Napoli, 20 febbraio 2026 (Agenbio)- Poche parole, pesanti come una sentenza definitiva. L’ultimo bollettino dell’ospedale Monaldi di Napoli non lascia più spazio alla speranza per Domenico, il bambino di soli due anni che dal 23 dicembre lotta per la vita dopo il trapianto di un cuore risultato danneggiato. Nelle ultime dodici ore, scrivono i medici, si è registrato un “ulteriore, progressivo e rapido peggioramento”.
In tarda mattinata, un vertice drammatico tra la direzione sanitaria, i medici, i legali e la famiglia. La decisione è quella di fermare ogni forma di accanimento terapeutico. La prognosi è infausta: un secondo trapianto è impossibile. Non sarà un distacco netto. Al piccolo Domenico non verrà staccato l’Ecmo, il macchinario che sostiene cuore e polmoni da due mesi, per evitare un esito fatale immediato. Si procederà invece con una “de-escalation”: saranno rimosse le terapie non più utili, come la microfiltrazione del sangue, mantenendo solo i trattamenti salvavita necessari a lenire le sofferenze. Un percorso di accompagnamento dolce verso l’inevitabile. Mamma Patrizia chiede adesso soltanto preghiera e silenzio rispetto alla tragedia immensa che ha colpito la sua famiglia. Ieri a Nola tutta la comunità si è raccolta in preghiera per sostenere i familiari di Domenico. Intanto anche la piccola comunità di Taurano, in provincia di Avellino, si stringe ad Antonio e Patrizia, i genitori del piccolo Domenico, originari del centro del Vallo di Lauro.
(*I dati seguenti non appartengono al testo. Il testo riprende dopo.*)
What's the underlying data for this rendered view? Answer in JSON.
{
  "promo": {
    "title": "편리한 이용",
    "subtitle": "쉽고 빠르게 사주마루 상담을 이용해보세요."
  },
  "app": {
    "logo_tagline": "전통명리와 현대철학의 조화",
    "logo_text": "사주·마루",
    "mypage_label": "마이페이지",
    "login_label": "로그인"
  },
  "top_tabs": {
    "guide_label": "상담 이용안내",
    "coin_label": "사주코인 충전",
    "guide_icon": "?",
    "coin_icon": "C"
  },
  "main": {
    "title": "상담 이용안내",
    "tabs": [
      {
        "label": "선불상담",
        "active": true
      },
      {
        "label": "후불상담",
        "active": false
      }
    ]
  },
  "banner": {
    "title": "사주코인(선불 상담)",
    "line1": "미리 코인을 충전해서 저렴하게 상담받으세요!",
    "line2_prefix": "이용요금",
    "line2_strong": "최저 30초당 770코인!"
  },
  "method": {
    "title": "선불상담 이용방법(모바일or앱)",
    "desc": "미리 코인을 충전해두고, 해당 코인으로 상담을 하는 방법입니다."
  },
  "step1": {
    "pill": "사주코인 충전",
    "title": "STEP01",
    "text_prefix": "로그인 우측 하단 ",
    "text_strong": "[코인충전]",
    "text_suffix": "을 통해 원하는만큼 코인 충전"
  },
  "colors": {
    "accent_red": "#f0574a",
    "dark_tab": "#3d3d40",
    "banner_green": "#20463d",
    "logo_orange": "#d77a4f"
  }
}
Il sindaco, Michele Buonfiglio, ha promosso per domani alle 18 una fiaccolata di preghiera che partirà dalla villa comunale per il convento di san Giovanni del Palco, dove verrà celebrata la messa. Saranno presenti Antonio e Patrizia che alcuni anni fa lasciarono Taurano per trasferirsi a Nola. Viene anche annunciata la partecipazione del presidente della Regione, Roberto Fico.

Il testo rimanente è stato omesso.